Last updated on February 2018

Levobupivacaine Prolonged Wound Infusion for Postoperative Pain Relief After Breast Surgery

Brief description of study

The aim of the study is to evaluate efficacy and safety of long term (14 days) wound infusion with levobupivacaine in patients with breast cancer undergoing mastectomy with immediate breast reconstruction: this is a double blind, randomized, parallel group study. The study moves from the concept that nociceptive stimulus last further than 48 hours after surgical intervention: long term analgesia is necessary to provide a real benefit to the patient and provide central sensitization. Intralesional catheter is placed at the end of surgery. In the first 24 postoperative hours we provide continuous wound infusion with levobupivacaine 0,25% 5ml/h with morphine Patient Controlled Analgesia (PCA) when NRS >4. From the second postoperative day morphine PCA is removed and patients are randomized to receive levobupivacaine 0,25% or saline, released with 5 ml boluses and lock-out of 2 hours, with rescue analgesia with tramadol 37,5 mg + acetaminophen 325 mg oral fix combination (Patrol). Intralesional catheter is taken off 14 days after surgical intervention or after 36 hours of non-use.

Pain evaluation (NRS at rest and movement) and oral rescue doses consumption are performed; pain physicians also care about any catheter-related or drug-related side effect, registering number of total boluses.

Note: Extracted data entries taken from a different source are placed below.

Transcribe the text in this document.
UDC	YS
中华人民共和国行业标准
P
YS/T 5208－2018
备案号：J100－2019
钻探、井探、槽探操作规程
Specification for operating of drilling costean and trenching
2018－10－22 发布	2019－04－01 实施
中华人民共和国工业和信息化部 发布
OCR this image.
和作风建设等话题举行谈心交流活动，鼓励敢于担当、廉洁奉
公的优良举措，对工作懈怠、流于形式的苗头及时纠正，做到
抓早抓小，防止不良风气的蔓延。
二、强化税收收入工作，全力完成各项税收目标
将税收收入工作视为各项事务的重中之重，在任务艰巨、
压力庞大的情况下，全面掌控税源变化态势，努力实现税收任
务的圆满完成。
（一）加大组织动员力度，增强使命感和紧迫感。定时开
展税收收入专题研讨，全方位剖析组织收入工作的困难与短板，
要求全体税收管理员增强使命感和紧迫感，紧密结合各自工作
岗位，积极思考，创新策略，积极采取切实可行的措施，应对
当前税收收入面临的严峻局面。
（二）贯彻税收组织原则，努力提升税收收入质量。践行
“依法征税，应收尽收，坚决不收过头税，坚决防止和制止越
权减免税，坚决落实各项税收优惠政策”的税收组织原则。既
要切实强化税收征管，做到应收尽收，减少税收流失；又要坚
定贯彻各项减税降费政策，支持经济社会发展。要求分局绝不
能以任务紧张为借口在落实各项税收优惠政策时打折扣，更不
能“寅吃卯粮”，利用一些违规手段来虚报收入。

Patients are provided with a home diary for pain scores to be filled and brought back when surgical visit is performed. A phone interview at 1 and 3 month is performed to investigate pain chronicization.

Surgical evaluation is provided, also to establish any catheter-related infective or healing complication.

Physiatric evaluation before the intervention and 1 and 3 months is provided to ensure rehabilitation process.

A validated questionnaire (short form 36/ SF-36) must be filled by all patients, to understand differences in return to a normal quality of life and to social activities between the two groups.